Tufts University, Medford MA

Investigators

Abstract

This is the first year funding of a three year continuing award. The project is devoted to the study of relational structures in the context of machine learning and reasoning. A lot of progress has been made in these areas in recent years, but much of this work ignores structure in examples and representations. Relational representations are natural for many application areas, e.g. molecular problems in bioinformatics, or sentence structure in natural language processing (NLP). The PI believes that further progress can be made by considering relational structures and techniques explicitly in such contexts. A large part of this project is concerned with algorithms based on first order Horn expressions, where reasoning problems have long been studied, and learning within inductive logic programming . Recent results suggest that some learning problems are feasible if the learner can ask questions.
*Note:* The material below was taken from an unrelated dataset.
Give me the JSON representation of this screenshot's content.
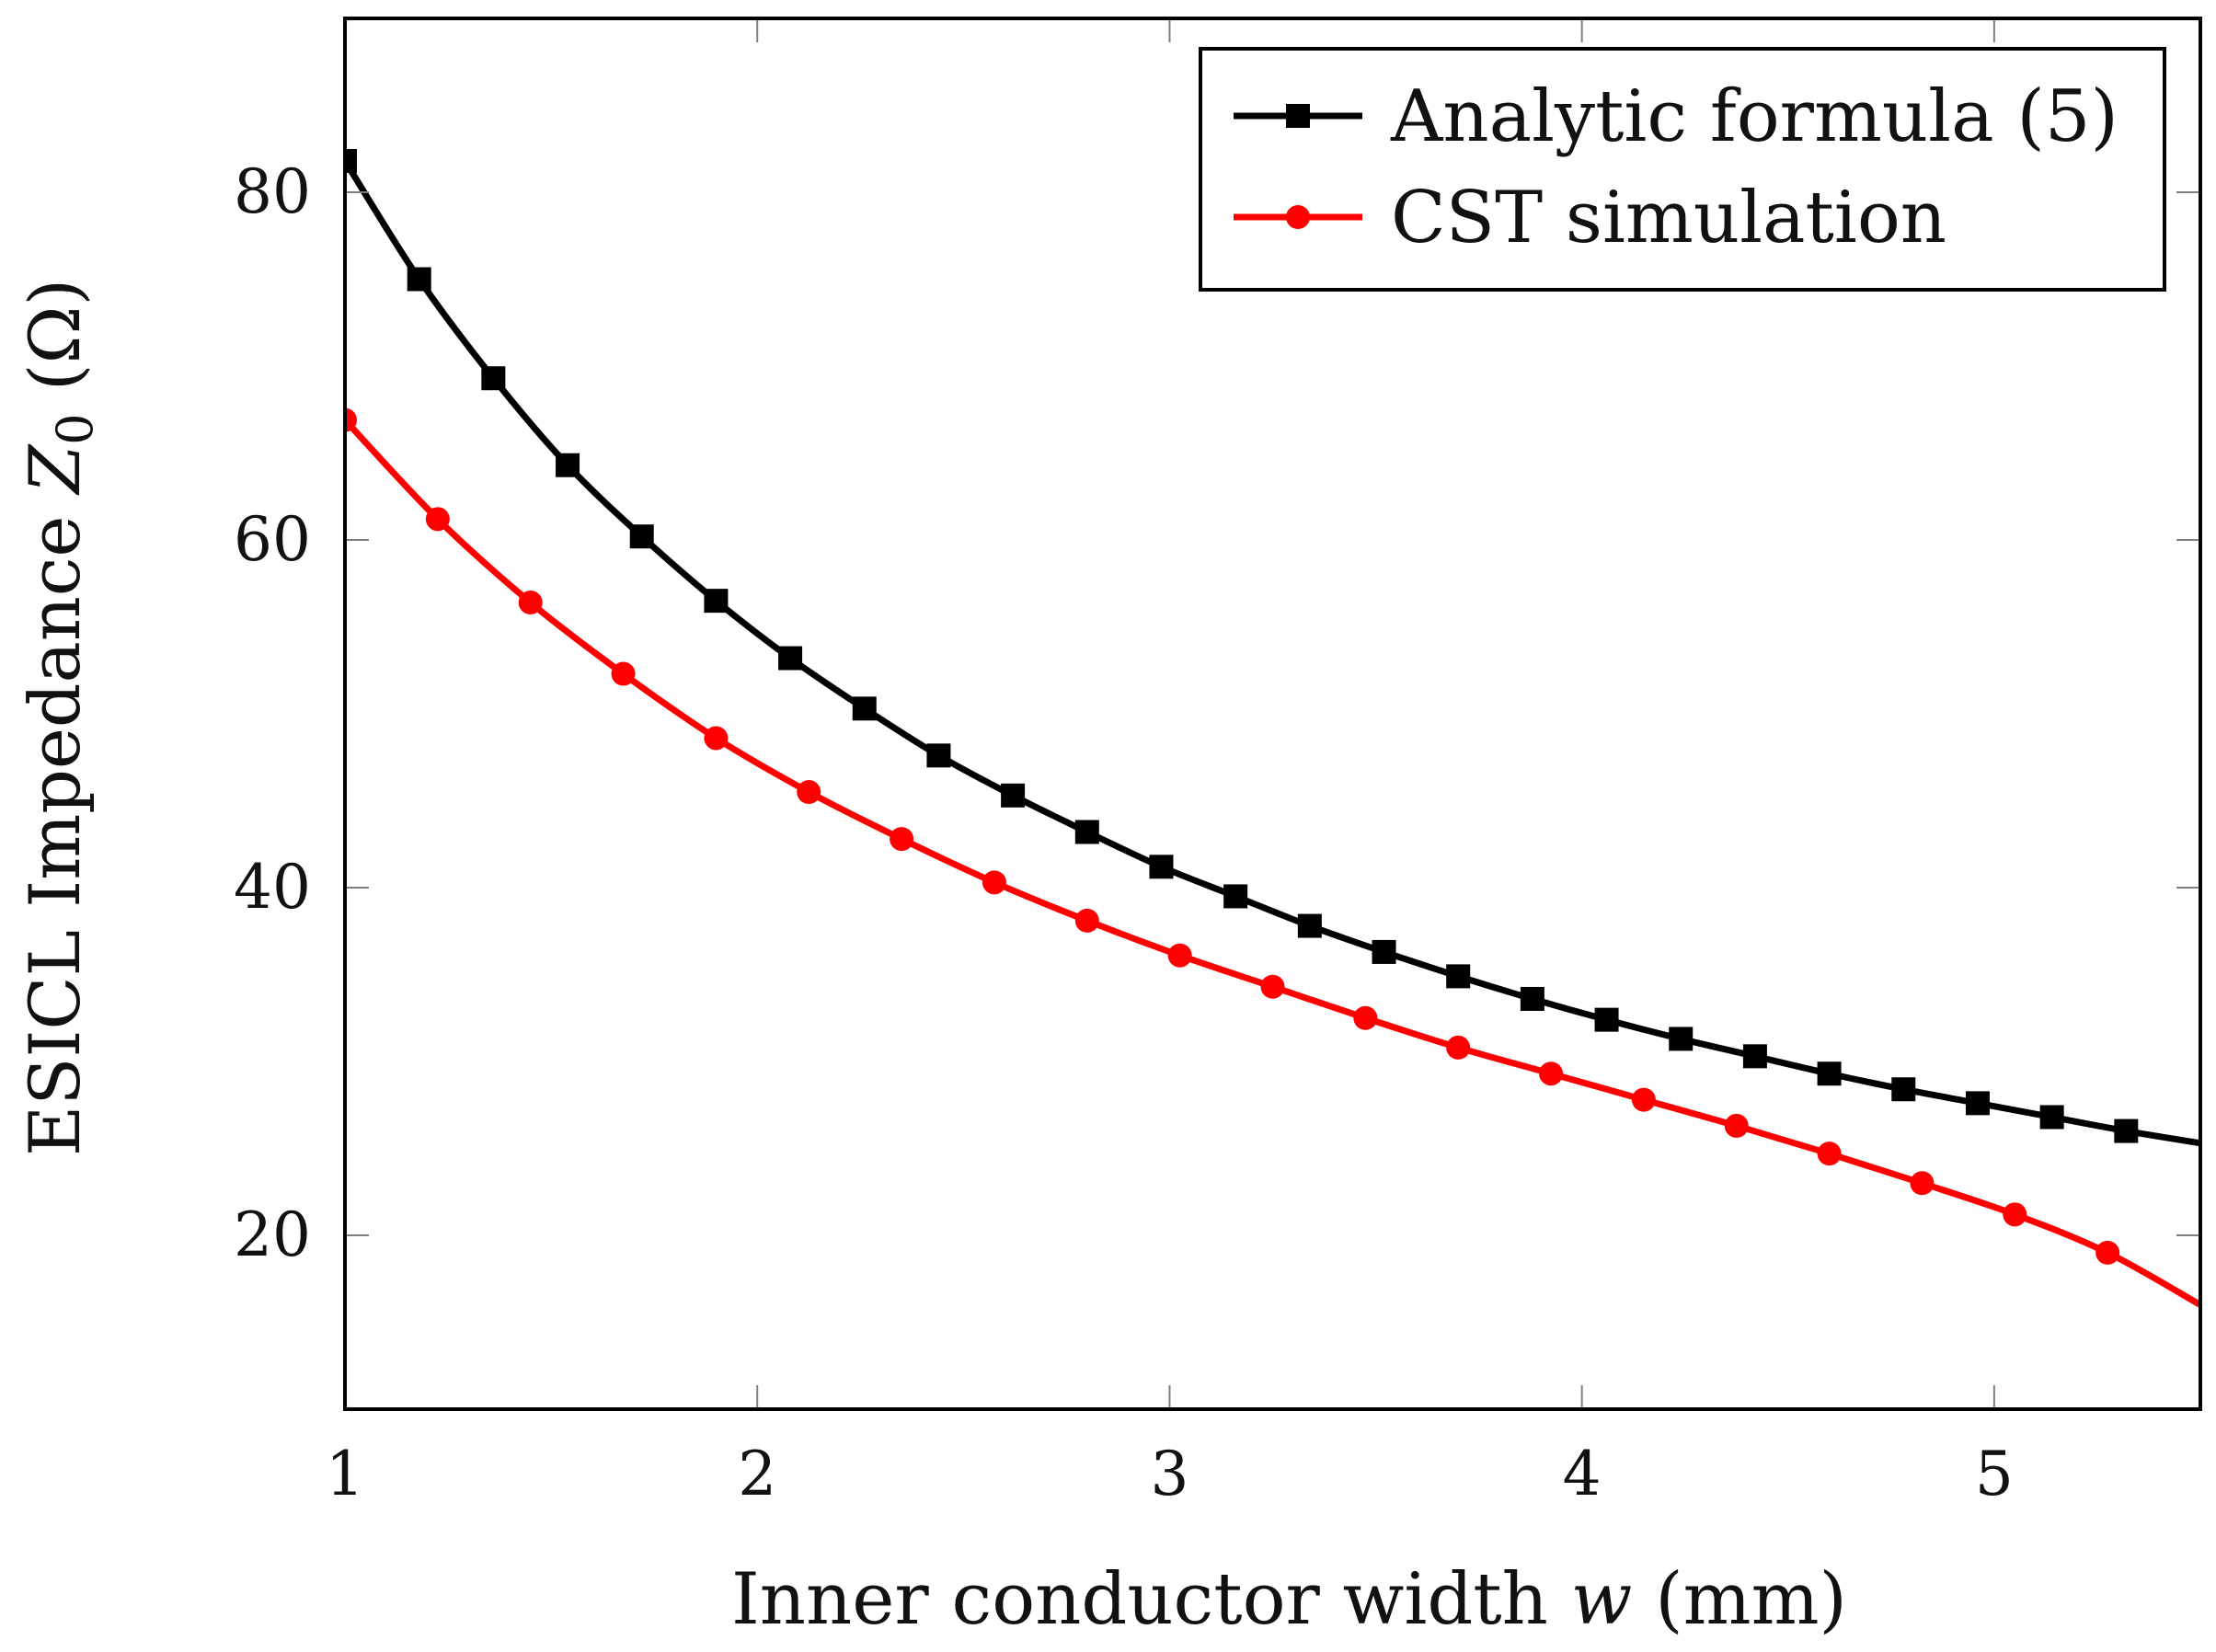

This project will extend that work in an attempt to identify more learnable classes, the associated complexity of the problems, and the limits of the approach. The PI will continue work on the LogAn-H system, so that algorithmic ideas developed can also feed directly into heuristics for learning from examples. The PI will also explore alternative representations and reasoning mechanisms for relational structures, and their effect on learnability. This includes both the use of linear threshold elements (perceptrons) to embed relational structures, and the logic-based approach of reasoning with models. While most of the work is concerned with theoretical foundations, applications in NLP and bioinformatics will be explored. All these directions are part of an effort to develop foundations for systems that learn their knowledge and use it for reasoning.